The loss of power and physical infrastructure during a large-scale man-made or natural disaster will, for obvious reasons, hamper recovery communications. Something else that must be taken into consideration is the spike in voice and information traffic prior to the predicted start time of a cataclysmic event.
Hurricane Harvey is a good example. In his LinkedIn post Digital Impact of Hurricane Harvey, David Jones, Sales Engineering Director, APM Evangelist at Dynatrace, tracked internet performance in the Houston area before, during, and after the storm (Figure A).
“We can see a sharp increase in traffic prior to Harvey making landfall (August 25th) followed by a decrease in traffic as the flooding worsened over the weekend,” writes Jones.
Besides traffic bottlenecks occurring beforehand, there are other complications created by competition for limited bandwidth during and immediately after the hurricane, including:
- Rescue teams trying to do their job;
- Citizens in trouble calling for help; and
- People checking on the safety of family members and friends.
SEE: Power checklist: Building your disaster recovery plan (Tech Pro Research)
Time is more than money
Erik Golen, Jennifer Schneider, and Nirmala Shenoy, a team of professors from Rochester Institute of Technology (RIT), are concerned that losing time from degraded communications time amounts to more than money in disaster scenarios–it can mean the difference between life and death. Schneider, the Eugene H. Fram Chair in Applied Critical Thinking at RIT, told Scott Bureau as reported in this RIT press release, that Hurricane Irene and Hurricane Sandy are good examples. “Sharing data on the internet during an emergency is like trying to drive a jet down the street at rush hour,” explains Schneider. “A lot of the critical information is too big and data heavy for the existing internet pipeline.”

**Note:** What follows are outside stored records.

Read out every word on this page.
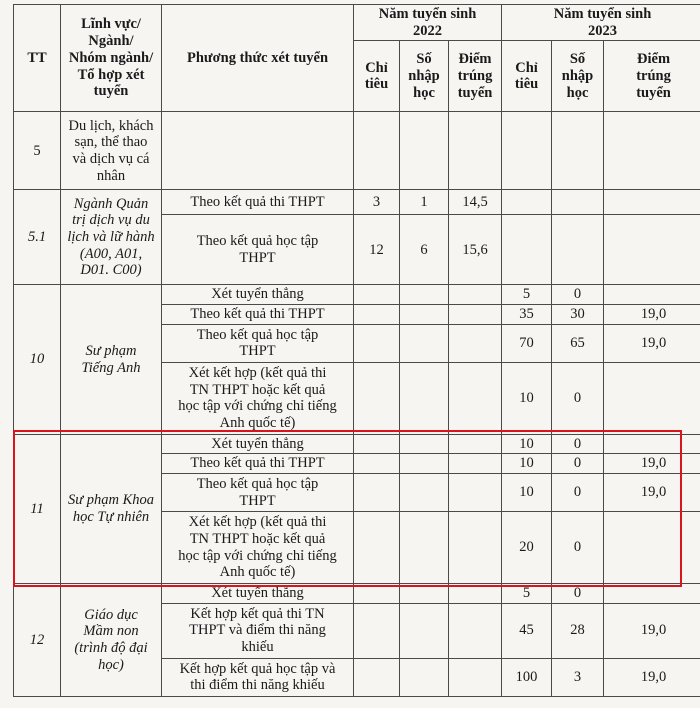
TT	Lĩnh vực/
Ngành/
Nhóm ngành/
Tổ hợp xét
tuyển	Phương thức xét tuyển	Năm tuyển sinh
2022			Năm tuyển sinh
2023		
			Chỉ
tiêu	Số
nhập
học	Điểm
trúng
tuyển	Chỉ
tiêu	Số
nhập
học	Điểm
trúng
tuyển
5	Du lịch, khách
sạn, thể thao
và dịch vụ cá
nhân							
5.1	Ngành Quản
trị dịch vụ du
lịch và lữ hành
(A00, A01,
D01. C00)	Theo kết quả thi THPT	3	1	14,5			
		Theo kết quả học tập
THPT	12	6	15,6			
10	Sư phạm
Tiếng Anh	Xét tuyển thẳng				5	0	
		Theo kết quả thi THPT				35	30	19,0
		Theo kết quả học tập
THPT				70	65	19,0
		Xét kết hợp (kết quả thi
TN THPT hoặc kết quả
học tập với chứng chỉ tiếng
Anh quốc tế)				10	0	
11	Sư phạm Khoa
học Tự nhiên	Xét tuyển thẳng				10	0	
		Theo kết quả thi THPT				10	0	19,0
		Theo kết quả học tập
THPT				10	0	19,0
		Xét kết hợp (kết quả thi
TN THPT hoặc kết quả
học tập với chứng chỉ tiếng
Anh quốc tế)				20	0	
12	Giáo dục
Mầm non
(trình độ đại
học)	Xét tuyển thẳng				5	0	
		Kết hợp kết quả thi TN
THPT và điểm thi năng
khiếu				45	28	19,0
		Kết hợp kết quả học tập và
thi điểm thi năng khiếu				100	3	19,0
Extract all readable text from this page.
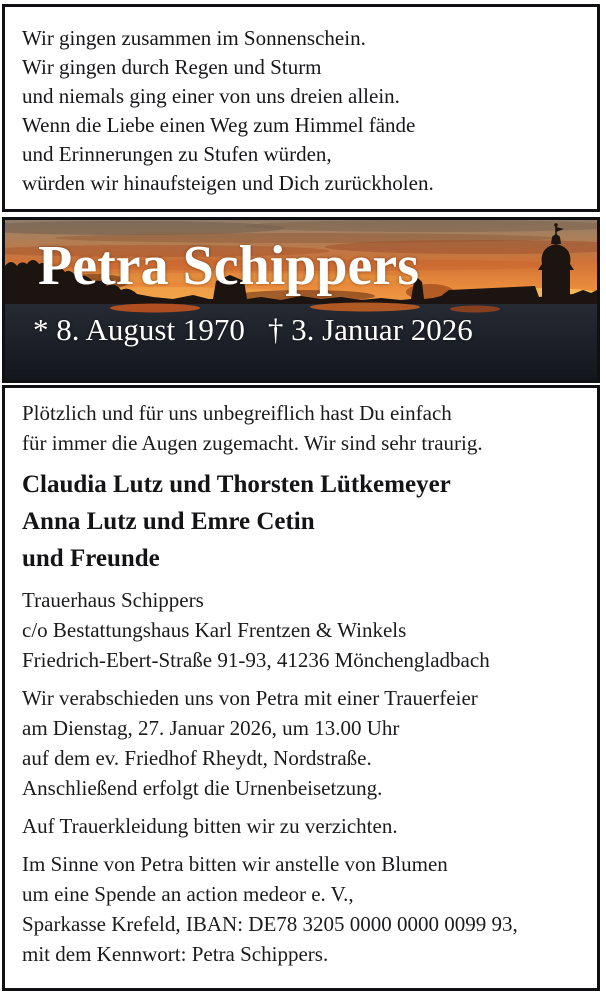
Wir gingen zusammen im Sonnenschein.
Wir gingen durch Regen und Sturm
und niemals ging einer von uns dreien allein.
Wenn die Liebe einen Weg zum Himmel fände
und Erinnerungen zu Stufen würden,
würden wir hinaufsteigen und Dich zurückholen.
Petra Schippers
* 8. August 1970 † 3. Januar 2026

Plötzlich und für uns unbegreiflich hast Du einfach
für immer die Augen zugemacht. Wir sind sehr traurig.

Claudia Lutz und Thorsten Lütkemeyer
Anna Lutz und Emre Cetin
und Freunde

Trauerhaus Schippers
c/o Bestattungshaus Karl Frentzen & Winkels
Friedrich-Ebert-Straße 91-93, 41236 Mönchengladbach

Wir verabschieden uns von Petra mit einer Trauerfeier
am Dienstag, 27. Januar 2026, um 13.00 Uhr
auf dem ev. Friedhof Rheydt, Nordstraße.
Anschließend erfolgt die Urnenbeisetzung.

Auf Trauerkleidung bitten wir zu verzichten.

Im Sinne von Petra bitten wir anstelle von Blumen
um eine Spende an action medeor e. V.,
Sparkasse Krefeld, IBAN: DE78 3205 0000 0000 0099 93,
mit dem Kennwort: Petra Schippers.
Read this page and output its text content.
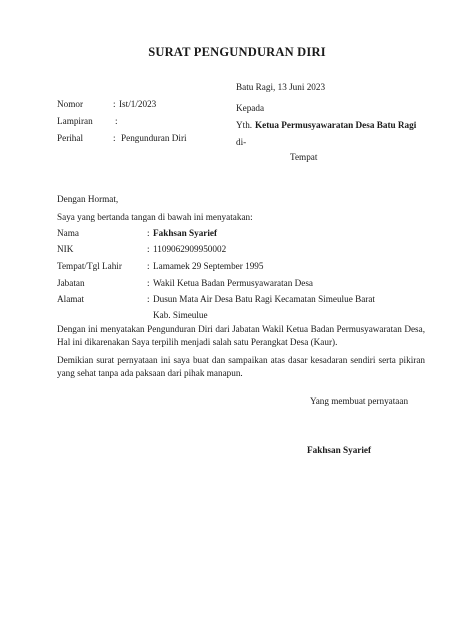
SURAT PENGUNDURAN DIRI
Batu Ragi, 13 Juni 2023
Nomor	: Ist/1/2023
Lampiran :
Perihal	: Pengunduran Diri
Kepada
Yth. Ketua Permusyawaratan Desa Batu Ragi
di-
Tempat
Dengan Hormat,
Saya yang bertanda tangan di bawah ini menyatakan:
Nama	: Fakhsan Syarief
NIK	: 1109062909950002
Tempat/Tgl Lahir	: Lamamek 29 September 1995
Jabatan	: Wakil Ketua Badan Permusyawaratan Desa
Alamat	: Dusun Mata Air Desa Batu Ragi Kecamatan Simeulue Barat
Kab. Simeulue
Dengan ini menyatakan Pengunduran Diri dari Jabatan Wakil Ketua Badan Permusyawaratan Desa, Hal ini dikarenakan Saya terpilih menjadi salah satu Perangkat Desa (Kaur).
Demikian surat pernyataan ini saya buat dan sampaikan atas dasar kesadaran sendiri serta pikiran yang sehat tanpa ada paksaan dari pihak manapun.
Yang membuat pernyataan
Fakhsan Syarief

As to competition between emergency responders and civilians, the researchers agree with Jones. “Emergency responders may need to share mapping images, 911 requests and deployments, cell-phone location data, video chats, voice recordings, and social media communications,” writes Bureau. “When that information has to compete with civilians tweeting about the disaster and messaging loved ones, the network is taking on more than it can handle.”
Multi Node Label Routing (MNLR)
To combat bandwidth bottlenecks, Shenoy, along with co-principal investigator Erik Golen and five graduate students, created the Multi Node Label Routing protocol (video). “It is designed with an immediate failover mechanism–meaning if a link or node fails, it uses an alternate path right away, as soon as the failure is detected,” explains Bureau. “The new protocol runs below the existing internet protocols, allowing normal internet traffic to run without disruption.”
The researchers mention that MNLR continues to function normally when currently popular routing protocols such as Border Gateway Protocol (BGP) or Open Shortest Path First (OSPF) are overwhelmed. The main difference being MNLR discovers routes based on labels–structural- and relational-connectivity information–assigned to each router.
“The new protocol is actually of very low complexity compared to the current routing protocols, including BGP and OSPF,” explains Shenoy. “This is because the labels and protocols leverage the connectivity relationship that exists among routers, which are already sitting on a nice structure.”
Put simply, if a router–using existing routing protocols–detects a failure in the network, that router then informs every other router of the breakdown. This process, according to the researchers, is like having a lone police officer direct traffic during rush hour at a busy New York City intersection.
“Rather than requiring every router to keep track of the best directions to every other one, we divide possible routes for internet traffic into hierarchies,” write Golen, Schneider, and Shenoy in this The Conversation article. “These mirror existing emergency response plans: An individual responder sends information to a local commander, who combines several responders’ data and passes the data on to regional managers who assemble a wider picture that they then pass on to state or federal response coordinators.”
Shenoy believes the main issue with current routing protocols is their age. They were invented several decades ago, thus not designed for modern high-speed networks currently comprising the internet. “If you receive an email five minutes late, that is still acceptable,” says Shenoy. “But in an emergency, the implicit impact of these serious network problems truly come to light.”
The team has tested the new routing protocol using a 27-node network mimicking an incident control center, a 911 call center, and an office of emergency management. “While BGP took about 150 seconds to recover from a link failure, MNLR recovered in less than 30 seconds,” writes Bureau. He adds that MNLR also transferred information faster and with greater reliability.
“While BGP has a recommended default keep-alive message interval of 60 seconds, MNLR is not so constrained,” writes Bureau quoting Shenoy. “In fact, MNLR can detect failure with one missing keep alive message as the failure or topology change information will be flooded internet wide, which can be expected in certain cases with BGP.”
This is serious
The seriousness of this challenge is not lost during this year’s hurricane season. “The team is continuing to develop and enhance the MNLR protocol,” writes Bureau. “In the future, the team plans to test and implement the protocol in emergency situations.”